Australians have long been slugged with high superannuation fees but charges are starting to drop as asset owners bring investment teams in-house.
This is the view of industry veteran Fiona Trafford-Walker who will retire this year from Frontier Advisors after a 25-year career in investment consulting.
“The large super funds are investing a lot of money in developing their internal capabilities so while fees might not come down that much in the short term, you should see a jump down when they stabilise,” she said.
Trafford-Walker said the transfer of power, responsibility and accountability from investment managers to asset owners was well underway.
“Even the act of thought bubbling about the possibility, may well be enough to trigger discussions on fees with investment managers,” said Trafford-Walker, who was named by a US publication as one of the top five most influential investment consultants in the world and one of only six women to be nominated.
The consultant said the recent decline in fees was necessary in a low-return environment where it was tougher to achieve investment targets. “How much asset owners pay for market and excess returns will be even more critical,” she said. “With lower expected returns, anything that counts against returns such as taxes, costs and fees, needs to be carefully reviewed through the lens of expected net returns.”
For much of her career, Trafford-Walker has been on a mission to get superannuation funds to rethink how much they pay fund managers to invest in the $3 trillion retirement savings pool. The consultant, who helped develop a set of guiding fee principles in 2010, said there was now much greater awareness of the impact that fees have on long-term returns.

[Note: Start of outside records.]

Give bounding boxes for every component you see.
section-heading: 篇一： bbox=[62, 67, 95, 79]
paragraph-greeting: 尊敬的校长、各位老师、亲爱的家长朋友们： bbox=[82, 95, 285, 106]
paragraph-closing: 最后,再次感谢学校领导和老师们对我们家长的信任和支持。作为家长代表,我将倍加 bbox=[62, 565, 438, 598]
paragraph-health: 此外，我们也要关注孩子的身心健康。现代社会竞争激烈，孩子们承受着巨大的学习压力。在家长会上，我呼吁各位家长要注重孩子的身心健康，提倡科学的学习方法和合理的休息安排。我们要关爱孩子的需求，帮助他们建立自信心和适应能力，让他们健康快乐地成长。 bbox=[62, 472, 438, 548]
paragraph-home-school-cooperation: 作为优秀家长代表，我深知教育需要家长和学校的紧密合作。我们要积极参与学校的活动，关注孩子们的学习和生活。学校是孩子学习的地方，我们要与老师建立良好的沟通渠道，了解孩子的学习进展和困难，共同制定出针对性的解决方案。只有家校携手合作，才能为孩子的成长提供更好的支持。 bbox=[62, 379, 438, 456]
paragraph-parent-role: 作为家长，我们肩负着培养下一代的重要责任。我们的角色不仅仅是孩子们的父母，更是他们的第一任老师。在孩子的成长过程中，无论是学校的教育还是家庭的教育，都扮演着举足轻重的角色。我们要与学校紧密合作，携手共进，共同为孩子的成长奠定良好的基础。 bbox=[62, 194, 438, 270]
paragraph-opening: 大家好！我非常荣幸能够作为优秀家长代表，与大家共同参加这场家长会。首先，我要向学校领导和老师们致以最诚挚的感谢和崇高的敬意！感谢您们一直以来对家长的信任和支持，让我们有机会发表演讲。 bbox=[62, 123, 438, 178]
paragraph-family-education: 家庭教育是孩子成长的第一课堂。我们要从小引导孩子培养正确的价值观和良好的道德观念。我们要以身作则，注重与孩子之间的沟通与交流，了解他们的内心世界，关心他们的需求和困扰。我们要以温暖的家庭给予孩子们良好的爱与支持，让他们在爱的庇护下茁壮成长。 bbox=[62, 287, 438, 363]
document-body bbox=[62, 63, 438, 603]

“We want to run the most efficient but most effective system possible and thinking about what you pay for, who you pay and how much you pay is important,” she said. “But the issue was never about paying as little as possible to get as little as possible; it was always about trying to get the best net returns.”
Aligning interests between asset owners and investment managers to support better net-of-fee outcomes has been a primary focus. She also said that assets owners should keep the bulk of the return.
“There is now a very strong awareness that asset owners provide the capital and take the risk and so should retain the bulk of the return and investment manager should not receive an excessive share,” she said. The asset owners “want to pay as a fair exchange for what they are getting from fund managers, which could vary depending on the capability of the manager and the diversification benefits or the type of sector or strategy.”
In a new research paper published jointly with Frontier, she addressed the question of how investment managers should be rewarded for investing other people’s money. She underlined the impossibility of finding a fee model that works as well for everyone because investors will always want to pay the least possible for the outcome they think they would get. “Passive management aside, delivery of value added is mostly an uncertain thing and as they say, hope is not a strategy,” she said. “So how can this be resolved?”
Greater awareness and transparency of fee models have made investors question the old way of charging clients. She said it was clear that the generic ad valorem model was well past its use by date. Despite this, it remained the most common model and so the typical goal of the investor has been to make fees paid as low as possible.
“We argue that a pricing philosophy that values transparency and can prove the value of the service, that shares the benefits of scale, that rewards long-term relationships, that balances structure with complexity, and that makes it clear what investors are paying for will enable more enduring fee models to emerge.
“Successful commercial relationships need the organisations on both sides to be sustainable and for both parties to think that it is fair.”